Red Star in Orbit is the fascinating and often surprising story of the Soviet space effort. Written by one of the leading Soviet space watchers in the United States, this book tells us for the first time:
• How Khrushchev sponsored early space successes as political surprises sprung on the West—as well as on his own domestic rivals.
• The life story of Sergey Korolev, the mysterious "chief designer" never mentioned in public until his death, who survived Stalin's GULag camps to lead Russia into space.
• The facts of the "slaughter at Tyuratam" in October 1960, when Khrushchev's need for another space spectacular led to the tragic death of forty top rocket engineers (and the general who commanded them) in a launch-pad disaster.
• About the space circuses of the late 1960s following the Soviet Union's failure in the moon race—and how they convinced most of the West there had never been a race at all.
• About the "forged" photographs that revealed unlucky cosmonauts airbrushed "down the memory hole" of Soviet history.
• About Apollo-Soyuz, the quarter-billion-dollar handshake in space—as one American astronaut quipped, "with our arms around their shoulders and their hands in our pockets."
• How the Soviet Union's recent space-sta-tion expeditions have doubled and re-doubled space records formerly held by Americans, while cosmonauts learn to make themselves at home—permanently —in space.
In Red Star in Orbit, James Oberg penetrates the secrecy-shrouded Russian space program —not only telling of its unpublicized disasters and giving credit to its recent successes but also showing that its cosmonauts, like our astronauts, often indeed have "the right stuff."
JAM ES E. OBERG is a computer analyst currently working on the Space Shuttle at NASA Mission Control in Houston, Texas, where he frequently lectures to the astronauts and to the center as a whole on the Soviet space effort. In 1977, Oberg—who speaks and reads Russian and has traveled in Russia and Eastern Europe —was named a Distinguished Lecturer of the American Institute of Aeronautics and Astronautics, and was sent to many aerospace centers to give briefings on Soviet activities. The National Space Club in Washington, D.C., has twice awarded him the Robert Goddard Memorial History Prize for his Soviet-related research, which includes special dissertations on Sputnik and on the true history of the U.S./Soviet moon race.
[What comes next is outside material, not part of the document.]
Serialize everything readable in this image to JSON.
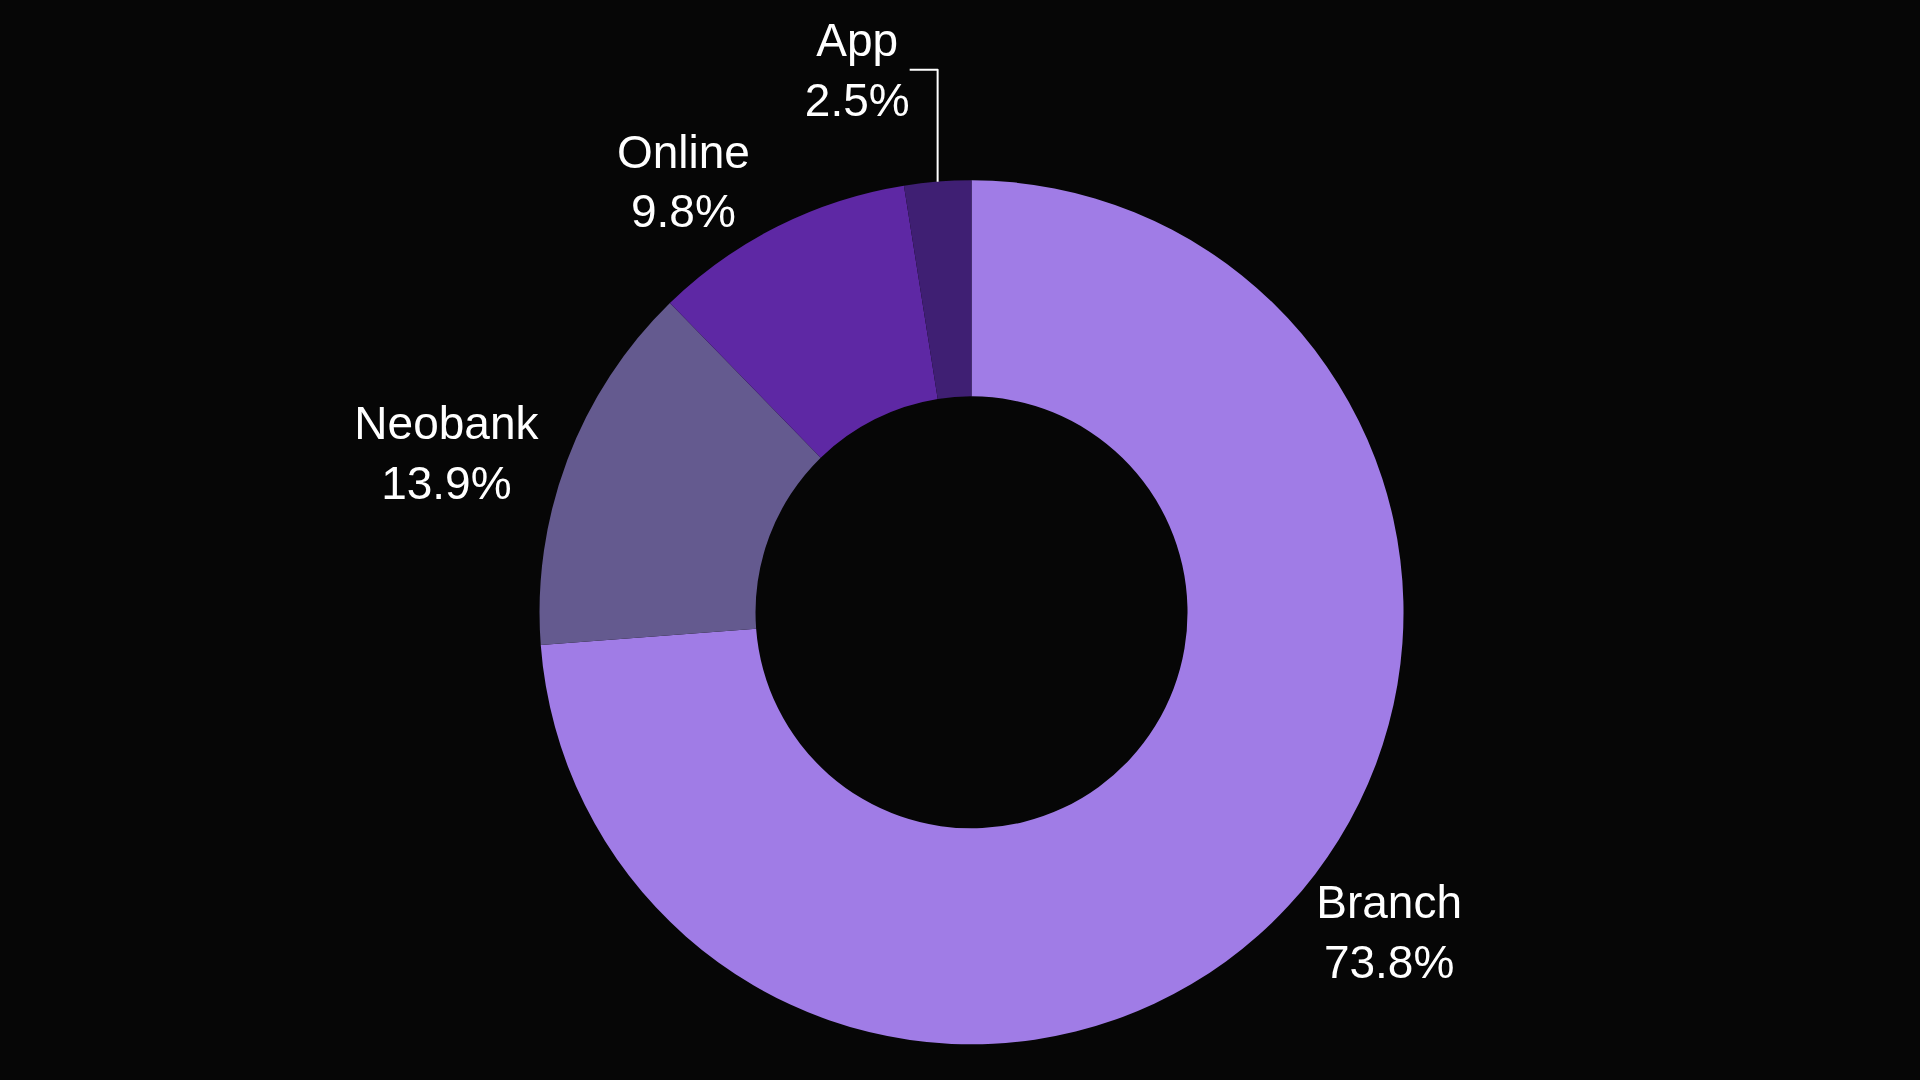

Oberg is also a Fellow of the British Interplanetary Society, and his articles, some of which elicited vigorous controversy, have appeared in its monthly Spaceflight throughout the 1970s. In addition, Oberg serves as a consultant to the Library of Congress, the National Air and Space Museum, and Dr. Gerard O'Neill's Space Studies Institute in Princeton, New Jersey.
A regular contributor to OMNI magazine, Oberg has written more than a hundred articles on space and space flight. He has also written the Soviet space entries for the new American Academic Encyclopedia and does an annual update of Soviet activity for the AIA A and for the authoritative Space Log, published by TRW, Inc.
Born in New York City, James Oberg now lives with his wife and son on a ranch in rural Galveston County, Texas.